Trial-to-trial variations are often observed in optical responses to the same whisker deflection stimulus that cannot be controlled (Tanaka et al., 2000). The same group (Yazawa et al., 2001) later showed that these trial-to-trial variations have a physiologic origin and reflect some features of the functional organization of the whisker barrel cortex. The neuronal activity in a single barrel is heavily influenced by activity from neighboring barrels in the mature cortex. Thus, neural responses will be prone to variations between each trial. However, variation in the activation-induced response would also depend on the signal-to-noise ratio with larger variability induced by a lesser signal-to-noise ratio. We compared the activation pattern in response to whisker stimulation between two random trials in the same animal. Each combination showed high spatial variability with approximately 12% ± 4% mean overlap between the positively activated and 21% ± 7% overlap in the negatively activated pixels. The coefficient of variation for various two-trial combinations for the positive and the negative responses were 37.0% and 18.3%, respectively. Although a component of the high variability could have been induced by a poor signal-to-noise ratio, approximately 2 in the present case, the variability across trials in the negative response was significantly lesser when compared to the positive response.

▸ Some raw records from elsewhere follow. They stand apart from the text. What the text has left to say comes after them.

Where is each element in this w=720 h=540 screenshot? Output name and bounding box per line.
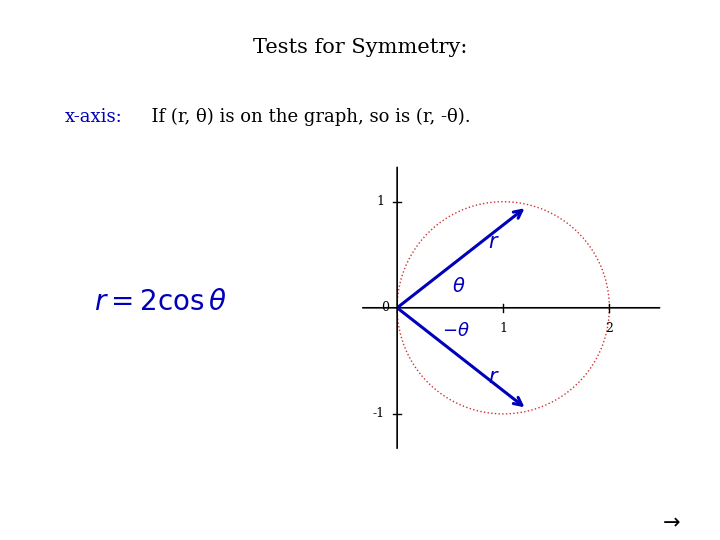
Text: Tests for Symmetry:: Tests for Symmetry: <box>253 38 467 57</box>
Text: 1: 1 <box>499 322 508 335</box>
Text: x-axis:: x-axis: <box>65 108 122 126</box>
Text: 0: 0 <box>381 301 389 314</box>
Text: $\rightarrow$: $\rightarrow$ <box>658 511 681 531</box>
Text: $\theta$: $\theta$ <box>452 277 465 296</box>
Text: $r$: $r$ <box>488 233 500 252</box>
Text: $r = 2\cos\theta$: $r = 2\cos\theta$ <box>94 289 226 316</box>
Text: 1: 1 <box>377 195 384 208</box>
Text: $r$: $r$ <box>488 368 500 387</box>
Text: -1: -1 <box>372 407 384 421</box>
Text: If (r, θ) is on the graph, so is (r, -θ).: If (r, θ) is on the graph, so is (r, -θ)… <box>140 108 471 126</box>
Text: $-\theta$: $-\theta$ <box>441 322 469 340</box>
Text: 2: 2 <box>606 322 613 335</box>
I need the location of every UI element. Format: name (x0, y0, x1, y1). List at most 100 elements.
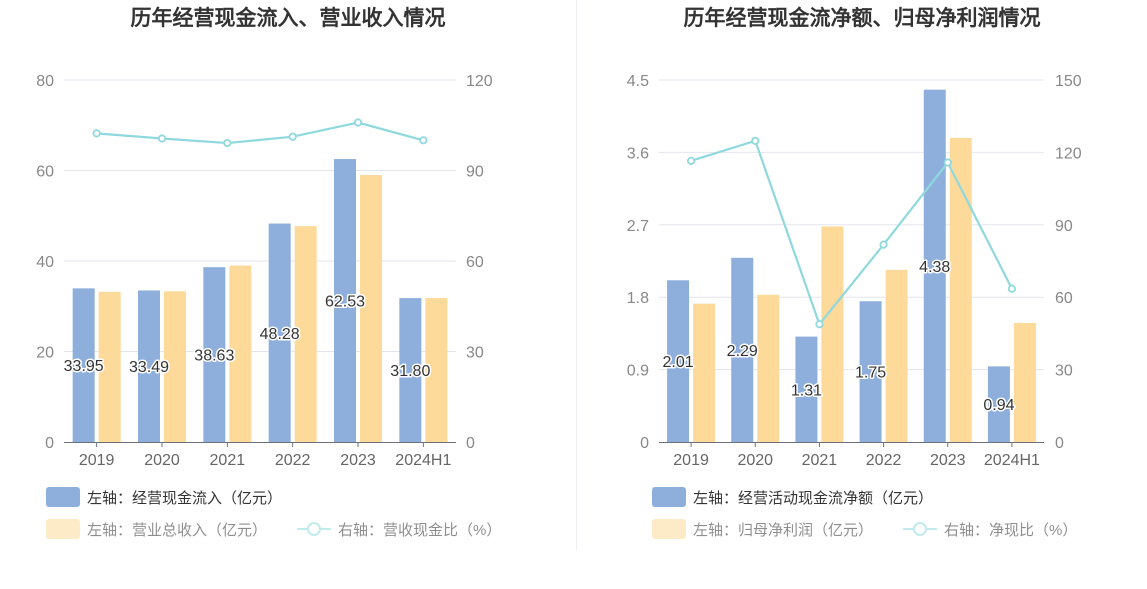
legend-swatch-blue (652, 487, 686, 507)
y-left-tick-label: 3.6 (627, 145, 649, 162)
y-right-tick-label: 60 (1055, 290, 1073, 307)
legend-label-net-cash-ratio: 右轴：净现比（%） (944, 521, 1078, 539)
legend-label-cash-inflow: 左轴：经营现金流入（亿元） (87, 489, 283, 507)
y-right-tick-label: 90 (1055, 218, 1073, 235)
bar-secondary (425, 298, 448, 442)
bar-secondary (693, 303, 716, 442)
chart-title-cash-inflow: 历年经营现金流入、营业收入情况 (130, 7, 446, 30)
chart-title-net-cash-flow: 历年经营现金流净额、归母净利润情况 (683, 7, 1041, 30)
line-point (157, 134, 167, 143)
legend-label-net-cash-flow: 左轴：经营活动现金流净额（亿元） (693, 489, 934, 507)
legend-net-cash-flow: 左轴：经营活动现金流净额（亿元） 左轴：归母净利润（亿元） 右轴：净现比（%） (652, 486, 1142, 546)
chart-net-cash-flow-profit: 0 0.9 1.8 2.7 3.6 4.5 0 30 60 90 120 150 2019 2020 202… (627, 73, 1082, 469)
legend-item-cash-inflow[interactable]: 左轴：经营现金流入（亿元） (46, 486, 282, 508)
chart-cash-inflow-revenue: 0 20 40 60 80 0 30 60 90 120 2019 2020 2021 2022 2023 2… (36, 73, 493, 469)
bar-data-label: 62.53 (325, 294, 365, 311)
bar-secondary (757, 294, 780, 442)
y-left-tick-label: 40 (36, 254, 54, 271)
bar-data-label: 4.38 (919, 259, 950, 276)
bar-secondary (229, 265, 252, 442)
legend-swatch-blue (46, 487, 80, 507)
bar-primary (731, 257, 754, 442)
bar-primary (72, 288, 95, 442)
line-point (1007, 284, 1017, 293)
x-tick-label: 2020 (737, 452, 773, 469)
bar-primary (859, 301, 882, 442)
x-tick-label: 2023 (340, 452, 376, 469)
y-left-tick-label: 0.9 (627, 363, 649, 380)
legend-item-revenue-cash-ratio[interactable]: 右轴：营收现金比（%） (297, 518, 501, 540)
bar-secondary (949, 137, 972, 443)
x-tick-label: 2024H1 (395, 452, 451, 469)
x-tick-label: 2021 (802, 452, 838, 469)
y-left-tick-label: 20 (36, 345, 54, 362)
bar-primary (987, 366, 1010, 442)
bar-primary (138, 290, 160, 442)
y-right-tick-label: 150 (1055, 73, 1082, 90)
bar-primary (203, 267, 226, 442)
y-left-tick-label: 4.5 (627, 73, 649, 90)
line-point (686, 156, 696, 165)
y-right-tick-label: 60 (466, 254, 484, 271)
bar-secondary (98, 291, 121, 442)
bar-primary (268, 223, 291, 442)
panel-divider (576, 0, 577, 550)
legend-item-net-cash-flow[interactable]: 左轴：经营活动现金流净额（亿元） (652, 486, 933, 508)
y-right-tick-label: 90 (466, 164, 484, 181)
legend-label-revenue-cash-ratio: 右轴：营收现金比（%） (338, 521, 502, 539)
x-tick-label: 2019 (673, 452, 709, 469)
x-tick-label: 2022 (866, 452, 902, 469)
y-left-tick-label: 2.7 (627, 218, 649, 235)
bar-secondary (164, 291, 186, 442)
x-tick-label: 2019 (79, 452, 115, 469)
bar-data-label: 2.01 (663, 354, 694, 371)
bar-secondary (1013, 322, 1036, 442)
bar-primary (795, 336, 818, 442)
bar-secondary (294, 226, 317, 442)
x-tick-label: 2020 (144, 452, 180, 469)
bar-secondary (360, 175, 382, 442)
y-left-tick-label: 60 (36, 164, 54, 181)
bar-primary (923, 89, 946, 443)
legend-swatch-orange (652, 519, 686, 539)
line-point (879, 240, 888, 249)
y-right-tick-label: 120 (466, 73, 493, 90)
bar-data-label: 2.29 (727, 343, 758, 360)
bar-secondary (885, 269, 908, 442)
legend-item-net-cash-ratio[interactable]: 右轴：净现比（%） (903, 518, 1077, 540)
legend-cash-inflow: 左轴：经营现金流入（亿元） 左轴：营业总收入（亿元） 右轴：营收现金比（%） (46, 486, 566, 546)
line-point (815, 320, 824, 329)
bar-data-label: 31.80 (390, 363, 430, 380)
y-right-tick-label: 0 (1055, 435, 1064, 452)
line-point (353, 118, 363, 127)
line-point (419, 136, 428, 145)
x-tick-label: 2024H1 (984, 452, 1040, 469)
line-point (943, 158, 952, 167)
y-left-tick-label: 80 (36, 73, 54, 90)
bar-data-label: 33.95 (64, 358, 104, 375)
y-left-tick-label: 1.8 (627, 290, 649, 307)
legend-item-net-profit[interactable]: 左轴：归母净利润（亿元） (652, 518, 873, 540)
legend-label-net-profit: 左轴：归母净利润（亿元） (693, 521, 874, 539)
y-right-tick-label: 30 (466, 345, 484, 362)
y-left-tick-label: 0 (640, 435, 649, 452)
y-left-tick-label: 0 (45, 435, 54, 452)
y-right-tick-label: 0 (466, 435, 475, 452)
bar-data-label: 38.63 (194, 348, 234, 365)
legend-line-marker-icon (903, 519, 937, 539)
y-right-tick-label: 30 (1055, 363, 1073, 380)
line-point (92, 129, 101, 138)
line-point (751, 136, 760, 145)
bar-data-label: 33.49 (129, 359, 169, 376)
x-tick-label: 2022 (275, 452, 311, 469)
legend-line-marker-icon (297, 519, 331, 539)
x-tick-label: 2021 (210, 452, 246, 469)
line-point (288, 132, 297, 141)
bar-primary (334, 159, 356, 442)
bar-primary (399, 298, 422, 442)
legend-label-revenue: 左轴：营业总收入（亿元） (87, 521, 268, 539)
legend-item-revenue[interactable]: 左轴：营业总收入（亿元） (46, 518, 267, 540)
bar-data-label: 48.28 (260, 326, 300, 343)
bar-data-label: 1.31 (791, 382, 822, 399)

This occurred despite a relatively lower SNR in the negatively responding pixels when compared with those showing a positive response. This indicates that the negative response is less likely to be under direct neuronal control.

The origin of negative CBF changes from a few selective medium and large vessels, and its spatial proximity, temporal coherence to the positive response, and lesser trial-to trial variability strongly suggest a decrease in CBF in feeder vessels to responding arterioles and capillaries in the activated regions.